By: Rabbi Irwin Kula

Rabbi Kula is president of the National Jewish Center for Learning and Leadership. Bill Donohue regards Irwin as a thoughtful and courageous activist, and a good friend.

The official Jewish response to Pope Benedict XVI’s recent decision to reach out to the St. Pius X Society and to revoke the excommunication (though not yet determining the status) of four bishops says a great deal about the psycho-social state of American Jewish leadership or at least the leadership that claims to speak for American Jews.

The admittedly unnerving if not hurtful Holocaust denying views of one of those bishops, British born Richard Williamson, an obscure, irrelevant, cranky old man, offered on Swedish television, evoked the wrath of many Jewish organizations. This will have “serious implications for Catholic-Jewish relations” and there will be a “political cost for the Vatican” they threatened. And from Israel, the Chief Rabbinate in Israel, one of the most corrupt religious establishments in Western democracies, entered the fray calling into doubt the pope’s impending visit to Israel.

As an eighth generation rabbi and someone who lost much family in the Holocaust, it could just be me, but this official Jewish response seems outrageously over the top. Do millions of American Jews sufficiently care that the pope revoked the excommunication of this unheard of bishop such that major Jewish organizations should devote so much energy and attention to this and turn it into a cause célèbre worthy of front page attention? And is this the way we speak to each other after decades of successful interfaith work on improving our relationship?
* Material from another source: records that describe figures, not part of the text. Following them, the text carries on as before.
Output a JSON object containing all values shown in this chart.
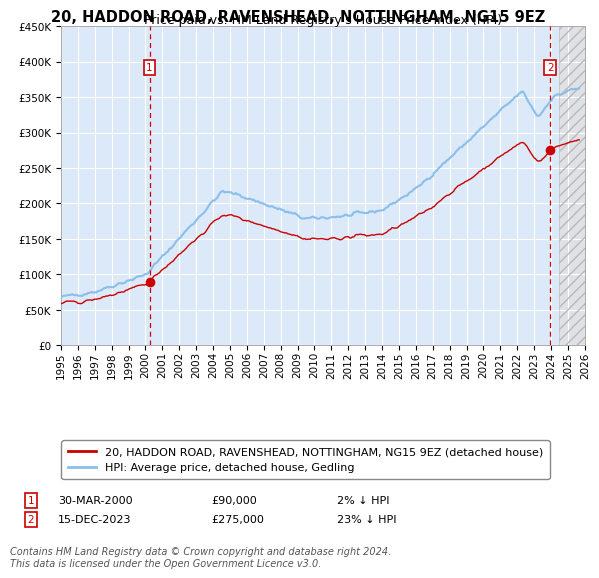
{
  "title": "20, HADDON ROAD, RAVENSHEAD, NOTTINGHAM, NG15 9EZ",
  "subtitle": "Price paid vs. HM Land Registry's House Price Index (HPI)",
  "hpi_label": "HPI: Average price, detached house, Gedling",
  "property_label": "20, HADDON ROAD, RAVENSHEAD, NOTTINGHAM, NG15 9EZ (detached house)",
  "sale1_date": "30-MAR-2000",
  "sale1_price": 90000,
  "sale1_hpi_diff": "2% ↓ HPI",
  "sale2_date": "15-DEC-2023",
  "sale2_price": 275000,
  "sale2_hpi_diff": "23% ↓ HPI",
  "sale1_year": 2000.24,
  "sale2_year": 2023.96,
  "ylim_min": 0,
  "ylim_max": 450000,
  "xlim_min": 1995,
  "xlim_max": 2026,
  "background_color": "#dce9f8",
  "grid_color": "#ffffff",
  "hpi_line_color": "#8bbfea",
  "property_line_color": "#cc0000",
  "vline_color": "#cc0000",
  "dot_color": "#cc0000",
  "future_start": 2024.5,
  "footer_text": "Contains HM Land Registry data © Crown copyright and database right 2024.\nThis data is licensed under the Open Government Licence v3.0.",
  "title_fontsize": 10.5,
  "subtitle_fontsize": 9,
  "tick_fontsize": 7.5,
  "legend_fontsize": 8,
  "footer_fontsize": 7
}
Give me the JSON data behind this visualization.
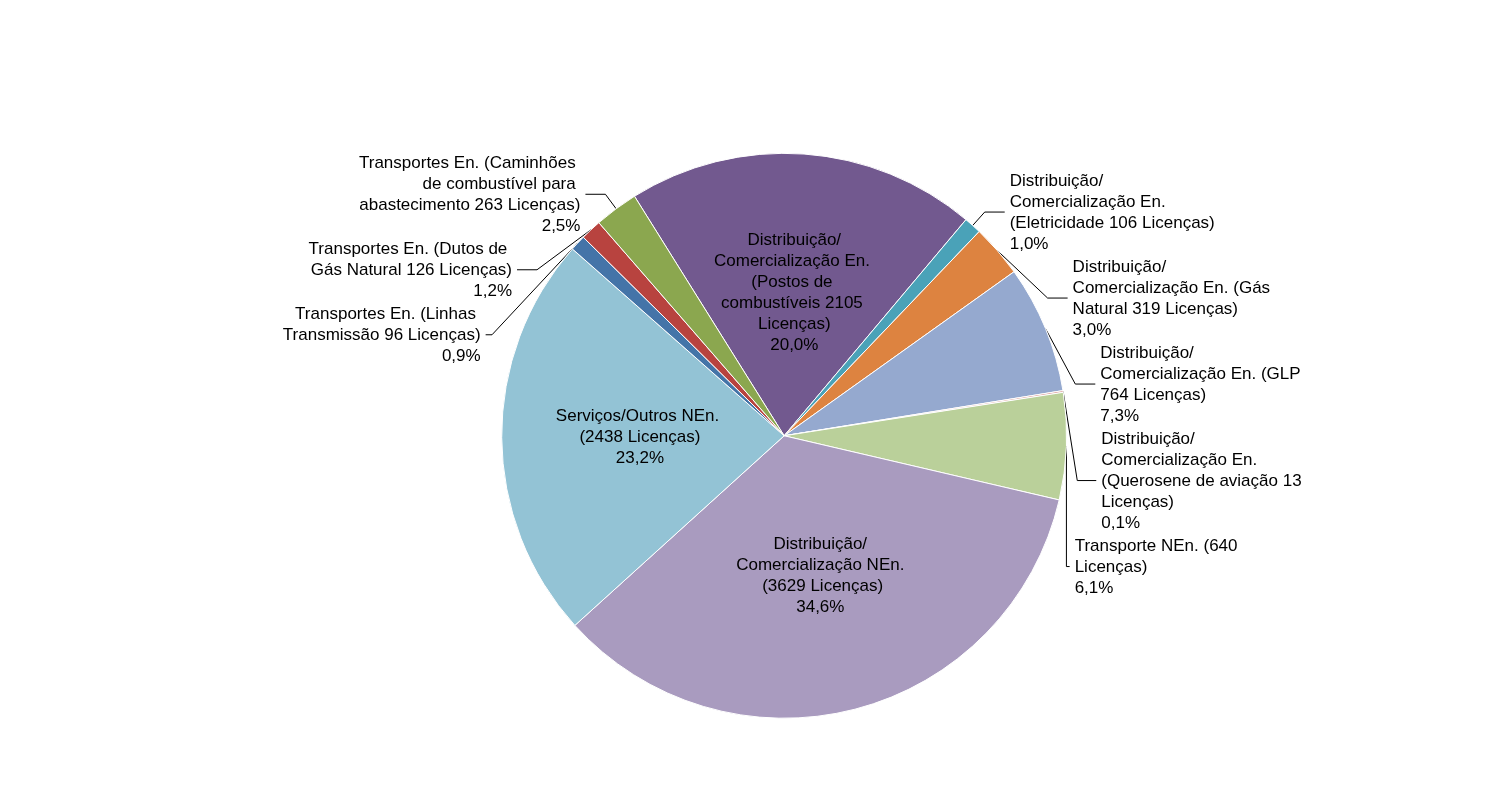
{
  "chart_data": {
    "type": "pie",
    "categories": [
      "Distribuição/Comercialização En. (Postos de combustíveis 2105 Licenças)",
      "Distribuição/Comercialização En. (Eletricidade 106 Licenças)",
      "Distribuição/Comercialização En. (Gás Natural 319 Licenças)",
      "Distribuição/Comercialização En. (GLP 764 Licenças)",
      "Distribuição/Comercialização En. (Querosene de aviação 13 Licenças)",
      "Transporte NEn. (640 Licenças)",
      "Distribuição/Comercialização NEn. (3629 Licenças)",
      "Serviços/Outros NEn. (2438 Licenças)",
      "Transportes En. (Linhas Transmissão 96 Licenças)",
      "Transportes En. (Dutos de Gás Natural 126 Licenças)",
      "Transportes En. (Caminhões de combustível para abastecimento 263 Licenças)"
    ],
    "values": [
      20.0,
      1.0,
      3.0,
      7.3,
      0.1,
      6.1,
      34.6,
      23.2,
      0.9,
      1.2,
      2.5
    ],
    "value_labels": [
      "20,0%",
      "1,0%",
      "3,0%",
      "7,3%",
      "0,1%",
      "6,1%",
      "34,6%",
      "23,2%",
      "0,9%",
      "1,2%",
      "2,5%"
    ],
    "colors": [
      "#72598f",
      "#4aa2b8",
      "#dd8340",
      "#95a9cf",
      "#d99694",
      "#bad09a",
      "#a99bbf",
      "#93c3d5",
      "#4474a8",
      "#b8433f",
      "#8ba74f"
    ],
    "legend": false
  }
}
How is it that the view of some cranky bishop who has no power evokes calls of a crisis in Catholic – Jewish relations despite the revolutionary changes in Church teachings regarding Jews since Vatican II? Where is the “proportionality,” where is the giving the benefit of the doubt—a central religious and spiritual imperative—in response to something that is admittedly upsetting but in the scheme of things is less than trivial especially given this pope’s historic visit to Auschwitz in which he unambiguously recognized the evil perpetrated upon Jews in the Holocaust and in his way “repented” for any contribution distorted Church teachings made to create the ground for such evil to erupt.

Something is off-kilter here. Is it possible that the leadership of Jewish defense agencies, people with the best of motivation who have historically done critical work in fighting anti-Semitism, have become so possessed by their roles as monitors of anti-Semitism, so haunted by unresolved fears, guilt, and even shame regarding the Holocaust, and perhaps so unconsciously driven by how these issues literally keep their institutions afloat, that they have become incapable of distinguishing between a bishop’s ridiculous, loopy, discredited views about the Holocaust and a Church from the Pope down which has clearly and repeatedly recognized the evil done to Jews in the Holocaust and called for that evil to never be forgotten?
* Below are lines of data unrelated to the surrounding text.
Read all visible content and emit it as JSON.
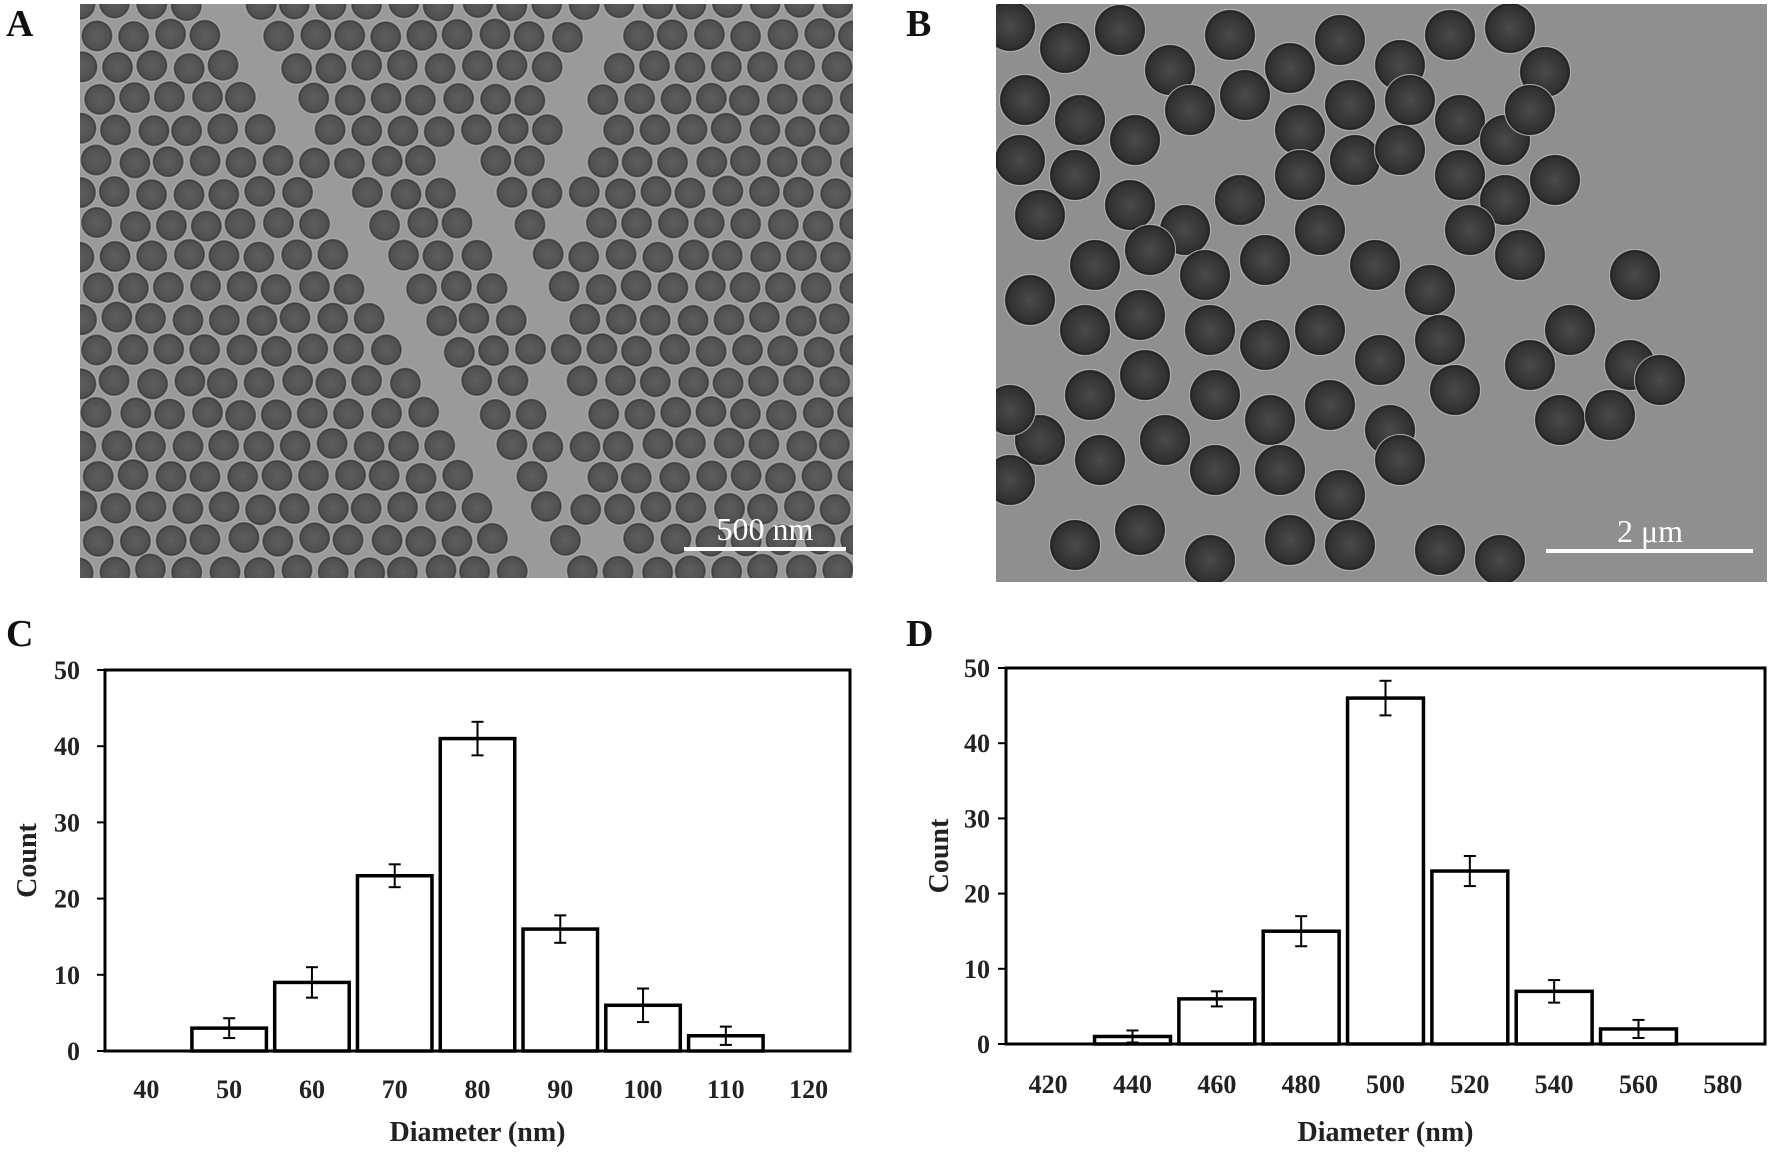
{
  "panels": {
    "a": "A",
    "b": "B",
    "c": "C",
    "d": "D"
  },
  "images": {
    "a": {
      "scale_bar": "500 nm",
      "background": "#9a9a9a",
      "particle": "#555555"
    },
    "b": {
      "scale_bar": "2 μm",
      "background": "#8f8f8f",
      "particle": "#3c3c3c"
    }
  },
  "chart_data": [
    {
      "panel": "C",
      "type": "bar",
      "xlabel": "Diameter (nm)",
      "ylabel": "Count",
      "categories": [
        "40",
        "50",
        "60",
        "70",
        "80",
        "90",
        "100",
        "110",
        "120"
      ],
      "values": [
        0,
        3,
        9,
        23,
        41,
        16,
        6,
        2,
        0
      ],
      "errors": [
        0,
        1.3,
        2,
        1.5,
        2.2,
        1.8,
        2.2,
        1.2,
        0
      ],
      "ylim": [
        0,
        50
      ],
      "yticks": [
        0,
        10,
        20,
        30,
        40,
        50
      ],
      "grid": false,
      "legend": "none"
    },
    {
      "panel": "D",
      "type": "bar",
      "xlabel": "Diameter (nm)",
      "ylabel": "Count",
      "categories": [
        "420",
        "440",
        "460",
        "480",
        "500",
        "520",
        "540",
        "560",
        "580"
      ],
      "values": [
        0,
        1,
        6,
        15,
        46,
        23,
        7,
        2,
        0
      ],
      "errors": [
        0,
        0.8,
        1,
        2,
        2.3,
        2,
        1.5,
        1.2,
        0
      ],
      "ylim": [
        0,
        50
      ],
      "yticks": [
        0,
        10,
        20,
        30,
        40,
        50
      ],
      "grid": false,
      "legend": "none"
    }
  ]
}
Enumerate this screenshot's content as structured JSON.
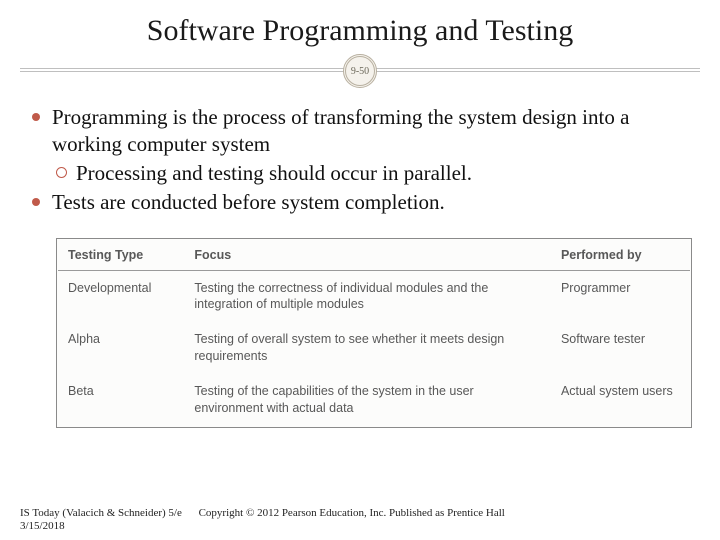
{
  "title": "Software Programming and Testing",
  "slide_number": "9-50",
  "colors": {
    "bullet_accent": "#c05a4a",
    "divider": "#bfbfbf",
    "circle_bg": "#f5f2ec",
    "circle_border": "#b8b0a0",
    "text": "#111111",
    "table_text": "#585858",
    "table_border": "#8a8a8a"
  },
  "typography": {
    "title_fontsize": 30,
    "body_fontsize": 21,
    "table_fontsize": 12.5,
    "footer_fontsize": 11,
    "title_family": "Georgia, serif",
    "table_family": "Arial, Helvetica, sans-serif"
  },
  "bullets": {
    "b1": "Programming is the process of transforming the system design into a working computer system",
    "b1_sub1": "Processing and testing should occur in parallel.",
    "b2": "Tests are conducted before system completion."
  },
  "table": {
    "type": "table",
    "columns": [
      "Testing Type",
      "Focus",
      "Performed by"
    ],
    "col_widths_pct": [
      20,
      58,
      22
    ],
    "header_border_color": "#9a9a9a",
    "background_color": "#fcfcfb",
    "rows": [
      [
        "Developmental",
        "Testing the correctness of individual modules and the integration of multiple modules",
        "Programmer"
      ],
      [
        "Alpha",
        "Testing of overall system to see whether it meets design requirements",
        "Software tester"
      ],
      [
        "Beta",
        "Testing of the capabilities of the system in the user environment with actual data",
        "Actual system users"
      ]
    ]
  },
  "footer": {
    "left": "IS Today (Valacich & Schneider) 5/e",
    "copyright": "Copyright © 2012 Pearson Education, Inc. Published as Prentice Hall",
    "date": "3/15/2018"
  }
}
Perhaps, this called for a little understanding of what it must be like to actually run a 1.2 billion person spiritual community (one with which I disagree on many issues) and to be trying to create some sense of unity from right to left, from extreme liberalism to extreme traditionalism. How about cutting a pope, who we know, along with the previous pope, is probably amongst the most historically sensitive popes to the issues of anti-Semitism, Holocaust, and the relationship to Judaism and Jews, a little slack, given how he is trying to heal his own community. And is it possible that the pope’s desire/hope/need to reintegrate the Church (he has also reached out to Liberal theologian Hans Kung) may be of more importance both to the Church and actually to religion on this planet than whether we Jews are upset about the lifting of excommunication of one irrelevant bishop?

Would we Jews like to be judged by the crankiest, most outlandish, hurtful, and stupid thing any rabbi in the world said about Catholics or Christians? We Jews are no longer organized to excommunicate and a rabbi can’t be defrocked the way the Church does with its clergy but surely there are individual rabbis who say things so abhorrent about the “other” that though we still call the person rabbi we would not want to be taken to task for doing so.

Finally, when the pope as well as key Vatican officials said within a day that Williamson’s views are “absolutely indefensible,” where was a little humility in response? Wouldn’t it have been interesting, yet alone ethically compelling, for those who initially lashed out to have acknowledged that perhaps they did overreact and that they do know that the Church and specifically this pope are very sensitive to these issues? But that we ask the pope and church hierarchy to please understand that, whether fully justified or not, we are still very very raw and very vulnerable regarding the Holocaust and so we are sorry if we did overreact and we are deeply grateful for the pope’s unambiguous reiteration of that which we do know is his view and is contemporary Catholic teachings.